The four largest domestic banks have warned in recent submissions to the Productivity Commission’s enquiry into the future of the Export Finance and Insurance Corporation that the flight of foreign banks is threatening to curtail the economy’s ability to reap the full benefits of the resources boom.
Australia and New Zealand Banking Group has estimated that $109 billion in debt is required to be raised this year alone to finance current resources and infrastructure projects. The submissions warn that the domestic banking sector does not have the capacity to fund this debt, due in part to constraints imposed by increased capital requirements under Basel III and the turmoil in financial markets which affect their access to, and cost of, wholesale funding. The retreat of foreign banks only exacerbates the issue, meaning that additional sources of capital are likely to be required to bridge the funding gap.

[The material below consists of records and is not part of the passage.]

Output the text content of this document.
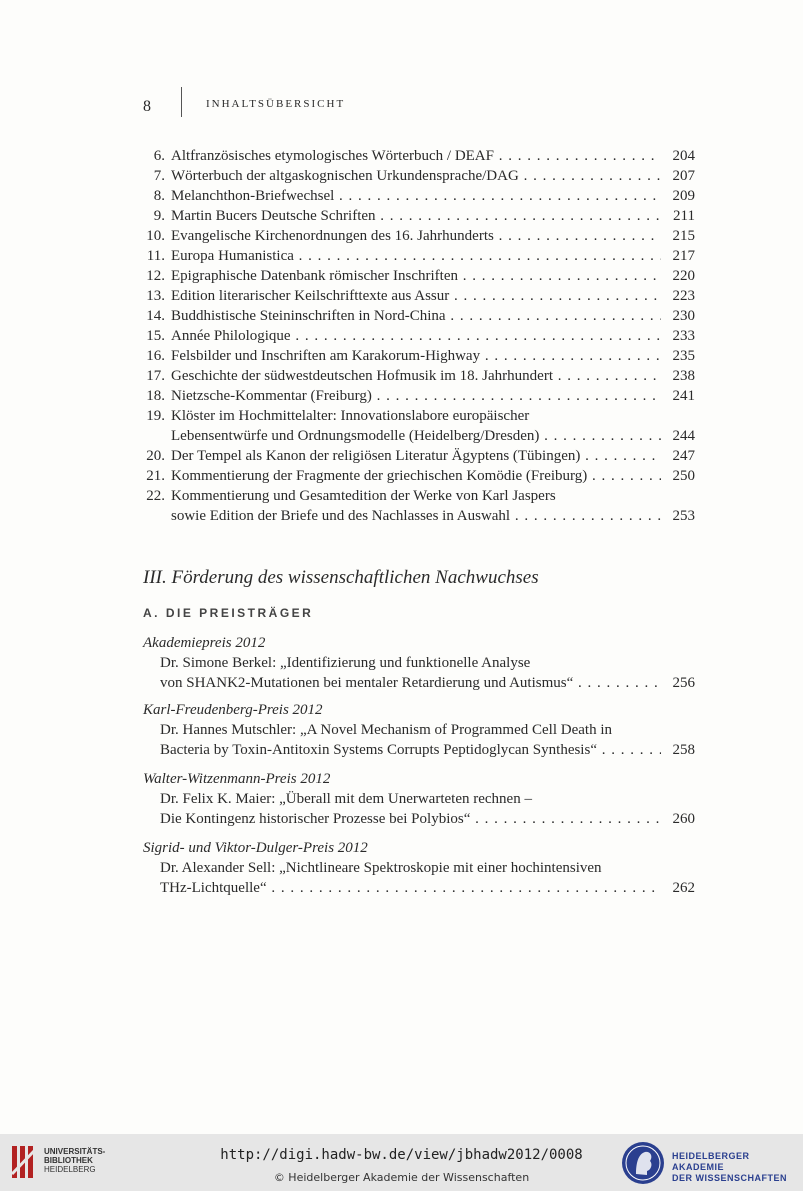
8	INHALTSÜBERSICHT
6. Altfranzösisches etymologisches Wörterbuch / DEAF . . .	204
7. Wörterbuch der altgaskognischen Urkundensprache/DAG . . .	207
8. Melanchthon-Briefwechsel . . .	209
9. Martin Bucers Deutsche Schriften . . .	211
10. Evangelische Kirchenordnungen des 16. Jahrhunderts . . .	215
11. Europa Humanistica . . .	217
12. Epigraphische Datenbank römischer Inschriften . . .	220
13. Edition literarischer Keilschrifttexte aus Assur . . .	223
14. Buddhistische Steininschriften in Nord-China . . .	230
15. Année Philologique . . .	233
16. Felsbilder und Inschriften am Karakorum-Highway . . .	235
17. Geschichte der südwestdeutschen Hofmusik im 18. Jahrhundert . . .	238
18. Nietzsche-Kommentar (Freiburg) . . .	241
19. Klöster im Hochmittelalter: Innovationslabore europäischer
Lebensentwürfe und Ordnungsmodelle (Heidelberg/Dresden) . . .	244
20. Der Tempel als Kanon der religiösen Literatur Ägyptens (Tübingen) . . .	247
21. Kommentierung der Fragmente der griechischen Komödie (Freiburg) . . .	250
22. Kommentierung und Gesamtedition der Werke von Karl Jaspers
sowie Edition der Briefe und des Nachlasses in Auswahl . . .	253
III. Förderung des wissenschaftlichen Nachwuchses
A. DIE PREISTRÄGER
Akademiepreis 2012
Dr. Simone Berkel: „Identifizierung und funktionelle Analyse
von SHANK2-Mutationen bei mentaler Retardierung und Autismus“ . . .	256
Karl-Freudenberg-Preis 2012
Dr. Hannes Mutschler: „A Novel Mechanism of Programmed Cell Death in
Bacteria by Toxin-Antitoxin Systems Corrupts Peptidoglycan Synthesis“ . . .	258
Walter-Witzenmann-Preis 2012
Dr. Felix K. Maier: „Überall mit dem Unerwarteten rechnen –
Die Kontingenz historischer Prozesse bei Polybios“ . . .	260
Sigrid- und Viktor-Dulger-Preis 2012
Dr. Alexander Sell: „Nichtlineare Spektroskopie mit einer hochintensiven
THz-Lichtquelle“ . . .	262
UNIVERSITÄTS-
BIBLIOTHEK
HEIDELBERG
http://digi.hadw-bw.de/view/jbhadw2012/0008
© Heidelberger Akademie der Wissenschaften
HEIDELBERGER AKADEMIE
DER WISSENSCHAFTEN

The funding gap also threatens Australian corporations looking to refinance maturing debt, in many cases under the same syndicated loans that foreign banks are looking to exit. Current estimates place the potential refinancing gap created by the foreign bank retreat at a minimum of $34 billion.
Changing of the guard
The picture, however, is not simply one of foreign banks beating a retreat.
Reserve Bank figures also show that, while the share of business lending by many European banks has fallen by about 4 per cent since early 2009 and about 8 per cent from pre-GFC levels, Asian banks have increased their share of that market by about 2 per cent during the same period. It is suggested that this growth reflects not just an increasing appetite by Asian banks to expand their existing Australian operations, but also new entrants arriving from China and other countries in the region. Of the seven new foreign bank licences granted since 2010, four have gone to Asian banks. The impact from this can be seen in the syndicated loan market, where Asian banks have increased their share of the outstanding value of loans to nearly 20 per cent.

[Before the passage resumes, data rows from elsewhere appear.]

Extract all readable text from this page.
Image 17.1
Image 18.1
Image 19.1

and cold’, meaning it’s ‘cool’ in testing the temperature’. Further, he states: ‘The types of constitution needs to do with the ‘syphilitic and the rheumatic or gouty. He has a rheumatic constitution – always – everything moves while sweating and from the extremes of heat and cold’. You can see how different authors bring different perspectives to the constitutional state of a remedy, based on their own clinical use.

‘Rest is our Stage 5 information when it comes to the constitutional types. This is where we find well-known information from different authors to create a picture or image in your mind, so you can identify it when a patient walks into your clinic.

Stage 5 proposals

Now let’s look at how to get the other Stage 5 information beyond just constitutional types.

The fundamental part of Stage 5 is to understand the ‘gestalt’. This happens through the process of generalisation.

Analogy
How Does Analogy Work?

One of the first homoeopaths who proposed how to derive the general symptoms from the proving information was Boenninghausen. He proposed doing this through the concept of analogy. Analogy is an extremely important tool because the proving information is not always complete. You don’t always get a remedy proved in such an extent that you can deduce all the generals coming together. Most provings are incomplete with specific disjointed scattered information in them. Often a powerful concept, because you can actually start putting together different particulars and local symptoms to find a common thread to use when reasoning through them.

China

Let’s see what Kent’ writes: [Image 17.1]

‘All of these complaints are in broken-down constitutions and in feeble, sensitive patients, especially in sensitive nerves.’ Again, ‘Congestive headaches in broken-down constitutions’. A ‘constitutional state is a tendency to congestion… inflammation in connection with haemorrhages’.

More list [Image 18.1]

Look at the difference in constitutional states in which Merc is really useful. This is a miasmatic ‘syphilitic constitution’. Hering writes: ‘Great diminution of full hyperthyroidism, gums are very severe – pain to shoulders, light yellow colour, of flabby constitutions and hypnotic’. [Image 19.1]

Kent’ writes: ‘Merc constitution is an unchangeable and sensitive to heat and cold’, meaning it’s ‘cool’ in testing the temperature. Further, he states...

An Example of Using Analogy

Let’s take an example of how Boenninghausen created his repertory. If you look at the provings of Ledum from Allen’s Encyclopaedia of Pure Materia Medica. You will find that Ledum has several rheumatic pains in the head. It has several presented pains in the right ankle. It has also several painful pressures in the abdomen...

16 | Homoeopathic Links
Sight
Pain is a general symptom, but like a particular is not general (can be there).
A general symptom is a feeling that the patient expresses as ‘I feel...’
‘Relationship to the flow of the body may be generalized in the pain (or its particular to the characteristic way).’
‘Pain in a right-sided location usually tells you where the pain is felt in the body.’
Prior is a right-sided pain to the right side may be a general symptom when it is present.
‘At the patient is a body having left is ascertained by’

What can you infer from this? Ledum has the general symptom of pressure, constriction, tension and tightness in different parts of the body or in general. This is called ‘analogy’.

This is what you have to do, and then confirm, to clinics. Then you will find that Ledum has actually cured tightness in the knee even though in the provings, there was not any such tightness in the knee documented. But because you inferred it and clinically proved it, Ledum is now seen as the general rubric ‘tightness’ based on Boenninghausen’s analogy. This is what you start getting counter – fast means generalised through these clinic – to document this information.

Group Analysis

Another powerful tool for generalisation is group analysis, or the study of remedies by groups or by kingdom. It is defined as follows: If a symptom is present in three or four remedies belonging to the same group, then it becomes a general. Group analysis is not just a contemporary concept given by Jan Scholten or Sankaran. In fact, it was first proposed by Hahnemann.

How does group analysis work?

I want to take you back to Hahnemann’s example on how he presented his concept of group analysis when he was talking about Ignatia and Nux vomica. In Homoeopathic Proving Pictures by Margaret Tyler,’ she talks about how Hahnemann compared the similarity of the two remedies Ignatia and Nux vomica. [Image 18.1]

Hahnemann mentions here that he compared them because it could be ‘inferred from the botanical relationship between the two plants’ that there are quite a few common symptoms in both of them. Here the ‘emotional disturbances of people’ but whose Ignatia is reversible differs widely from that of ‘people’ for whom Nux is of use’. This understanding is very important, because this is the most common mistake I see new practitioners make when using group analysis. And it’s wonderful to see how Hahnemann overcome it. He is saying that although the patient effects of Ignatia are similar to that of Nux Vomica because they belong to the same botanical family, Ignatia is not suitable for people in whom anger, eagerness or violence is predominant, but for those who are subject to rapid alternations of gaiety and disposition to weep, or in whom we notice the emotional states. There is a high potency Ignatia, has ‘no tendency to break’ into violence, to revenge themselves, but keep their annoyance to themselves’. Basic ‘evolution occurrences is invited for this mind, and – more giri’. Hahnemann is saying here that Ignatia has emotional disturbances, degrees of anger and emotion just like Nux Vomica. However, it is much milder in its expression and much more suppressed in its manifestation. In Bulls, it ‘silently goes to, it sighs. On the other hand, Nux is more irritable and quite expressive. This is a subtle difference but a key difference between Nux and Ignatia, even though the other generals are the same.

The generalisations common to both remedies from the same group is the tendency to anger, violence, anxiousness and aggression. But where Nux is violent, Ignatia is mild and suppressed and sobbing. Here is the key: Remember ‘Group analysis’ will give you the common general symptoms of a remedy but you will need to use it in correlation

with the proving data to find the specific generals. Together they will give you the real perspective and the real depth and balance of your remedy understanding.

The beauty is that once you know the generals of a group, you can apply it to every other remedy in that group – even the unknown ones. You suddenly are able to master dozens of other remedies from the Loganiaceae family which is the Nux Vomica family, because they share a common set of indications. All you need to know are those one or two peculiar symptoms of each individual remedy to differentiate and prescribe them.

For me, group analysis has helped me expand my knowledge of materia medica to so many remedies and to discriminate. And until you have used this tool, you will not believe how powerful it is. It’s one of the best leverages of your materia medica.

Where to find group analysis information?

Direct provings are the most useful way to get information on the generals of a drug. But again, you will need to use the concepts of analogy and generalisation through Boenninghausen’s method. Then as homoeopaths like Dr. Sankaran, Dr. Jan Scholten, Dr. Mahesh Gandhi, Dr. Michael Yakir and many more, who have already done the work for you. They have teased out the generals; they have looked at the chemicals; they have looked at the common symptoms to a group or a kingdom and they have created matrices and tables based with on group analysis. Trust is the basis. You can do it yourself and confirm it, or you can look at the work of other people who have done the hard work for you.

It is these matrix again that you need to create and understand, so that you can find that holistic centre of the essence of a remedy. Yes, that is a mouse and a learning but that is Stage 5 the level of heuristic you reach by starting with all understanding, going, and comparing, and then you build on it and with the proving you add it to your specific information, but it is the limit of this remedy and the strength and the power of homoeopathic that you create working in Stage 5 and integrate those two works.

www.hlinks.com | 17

Not all non-Asian foreign banks are giving up on Australia just yet. Two of the first to be granted licences back in 1985 have recently announced they would maintain or expand their operations. Last December, Lloyds Banking Group underscored its commitment by injecting $1.4 billion of equity into Lloyds International. More recently, at the end of March, the chief executive of Citibank’s Australian operations announced that it had no intention of pulling out of the local market and that the retail arm planned to hire staff and increase its assets and coverage.
Along with the increased presence of Asian banks and the continued commitment of some old hands, the funding gap may also be mitigated by the interest being shown in Australia by sovereign wealth funds. One example is the recent $3 billion financing of Queensland’s Wiggins Island Coal Export Terminal. Four overseas wealth funds participated in that transaction to the tune of $780 million − the same amount as the Australian bank lenders.
Given the threat that a debt funding gap poses to Australia’s economic health, it is to be hoped that we are seeing a changing of the guard rather than a retreat in the activities of foreign banks.